Do you have an idea about what makes the SQL import so slow? My instinct says that it’s the part that writes new objects to the database, but it may also be the random reads that are required to pick rows from the normalized database, before they are re-assembled into the Python objects that are then pickled (nice term) and written to Gramps’ own database.
Right, but as I said: this is quite straight forward. The structure of the XML file is much simpler than the schema of the SQLite database (even for somebody like me who has only a very vague understanding of XML files). Since R has some fantastic packages I’m using, my own work are basically 20 or 30 lines of code and that’s it. So I now have the 2k new notes linked to the places.
Not really. As I said my thoughts were similar to yours, i e that the Gramps part is somehow the bottleneck. But George is right to point out that the very first step is pulling the data from the SQLite database and that may be the problem if there are no indexes. I’ll play around a bit over the next few days.
No, sorry, I do not “speak” Python. As you said: I don’t like working with different languages, so I have yet to find a really convincing reason to switch to Python. I’m a hobby programmer, so my portfolio of Visual Basic, SQL (with the help of a graphical interface to develop code), and R must be enough
Right! It’s a good idea to stick with the tools that you know, and I just found that there are also toolkits to let R process XML.
Backend wise, my personal wish is that we move to a relational model that can interface with SQLite, or any other backend you like, so that Gramps stays as simple as possible. RootsMagic has such a relational model, implemented on SQLite, and it’s one of the fastest programs around, although GeneWeb is even faster. Geneanet runs on that.
I have to confess that I played around a bit with the R packages for XML but got nowhere. So I decided to stick with the string tools I know. Kind of a brute force approach, of course, and not very sophisticated, but a least this approach produces results.
Backend wise, I fully agree with you. Gramps desperately needs a good database backend for really large databases. I feel it’s debatable if SQLite could be such a backend. My preference would be PostgreSQL but I’m really no database specialist.
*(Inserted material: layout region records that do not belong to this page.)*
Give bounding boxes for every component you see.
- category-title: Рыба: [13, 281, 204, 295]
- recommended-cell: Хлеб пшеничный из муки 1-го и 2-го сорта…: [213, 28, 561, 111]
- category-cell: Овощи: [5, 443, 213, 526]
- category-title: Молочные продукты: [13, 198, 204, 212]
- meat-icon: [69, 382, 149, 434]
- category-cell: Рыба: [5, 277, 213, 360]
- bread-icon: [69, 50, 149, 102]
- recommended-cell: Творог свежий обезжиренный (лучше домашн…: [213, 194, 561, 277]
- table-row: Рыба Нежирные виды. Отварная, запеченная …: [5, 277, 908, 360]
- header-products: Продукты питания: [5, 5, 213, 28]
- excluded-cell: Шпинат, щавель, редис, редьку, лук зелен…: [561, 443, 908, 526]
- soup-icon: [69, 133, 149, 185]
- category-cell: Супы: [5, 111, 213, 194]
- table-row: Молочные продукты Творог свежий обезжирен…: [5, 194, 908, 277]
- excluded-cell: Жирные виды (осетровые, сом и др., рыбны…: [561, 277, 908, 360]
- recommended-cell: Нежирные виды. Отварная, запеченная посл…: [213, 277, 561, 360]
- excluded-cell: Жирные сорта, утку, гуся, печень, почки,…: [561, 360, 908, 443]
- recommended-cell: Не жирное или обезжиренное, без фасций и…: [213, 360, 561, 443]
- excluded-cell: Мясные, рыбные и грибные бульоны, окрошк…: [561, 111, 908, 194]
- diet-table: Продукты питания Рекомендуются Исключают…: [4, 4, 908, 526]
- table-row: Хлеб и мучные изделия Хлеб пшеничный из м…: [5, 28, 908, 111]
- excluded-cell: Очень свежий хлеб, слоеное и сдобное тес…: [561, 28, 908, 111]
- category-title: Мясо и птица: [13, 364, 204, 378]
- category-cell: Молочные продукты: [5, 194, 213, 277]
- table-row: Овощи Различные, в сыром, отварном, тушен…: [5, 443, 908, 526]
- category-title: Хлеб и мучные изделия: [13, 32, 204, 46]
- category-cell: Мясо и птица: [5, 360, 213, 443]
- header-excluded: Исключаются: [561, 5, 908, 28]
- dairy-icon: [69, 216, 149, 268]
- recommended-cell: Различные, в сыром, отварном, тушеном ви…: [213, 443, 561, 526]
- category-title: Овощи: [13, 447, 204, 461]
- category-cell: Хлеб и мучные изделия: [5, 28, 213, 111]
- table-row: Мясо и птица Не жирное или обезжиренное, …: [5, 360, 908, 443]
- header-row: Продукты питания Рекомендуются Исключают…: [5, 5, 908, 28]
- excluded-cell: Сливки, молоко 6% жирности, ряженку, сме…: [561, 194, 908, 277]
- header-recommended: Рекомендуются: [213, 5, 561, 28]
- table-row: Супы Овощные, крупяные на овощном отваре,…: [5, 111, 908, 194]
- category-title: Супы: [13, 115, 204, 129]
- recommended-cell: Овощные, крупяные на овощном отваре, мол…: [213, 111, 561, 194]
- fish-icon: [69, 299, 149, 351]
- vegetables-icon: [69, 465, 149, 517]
Technically speaking, I think that other backends can perform better, because they don’t store all data in a single big file, like SQLite does, but I like that single file approach, because users don’t need to install anything, and don’t need to configure things either.
And my experience says that SQLite can work pretty fast. I have a Charlemagne GEDCOM with more than 600,000 persons in it, which imports much faster into RootsMagic than it does in Gramps, and opens faster in that too. And an old program like PAF is also much faster with that, using a format that I don’t know much about, but which seems to be custom. And that’s also a single file. The fun part of that is that I can still open that database on a laptop with 64 MB (yes, MegaBytes) of RAM.
And this suggests that the whole backends discussion is nice for developers, but is probably quite meaningless for users, who may be more interested in speed.
The main problem that we have now is that the main database has pickled Python objects in it, which are quite hard to access with other languages.
Ok, the single file argument has something to it, but if you for example install PostgreSQL on Win10 as a fast LOCAL database, you won’t notice any difference. The configuration issues start only if you want to access the database over your local network or over the Internet, but let’s be fair, those issues are networking issues and not real database issues. So I’d clearly prefer a faster and more sophisticated database backend. But having said this, SQLite will probably be more than appropriate.
Again I agree. The pickles are a classical IT strategic dead end and the faster they can be dropped, the better for the whole community. I guess they made a lot of sense 10 years or so ago but today, I do not see much benefit using them. But ok, I’m not a Python programmer – may be the world looks different from their perspective.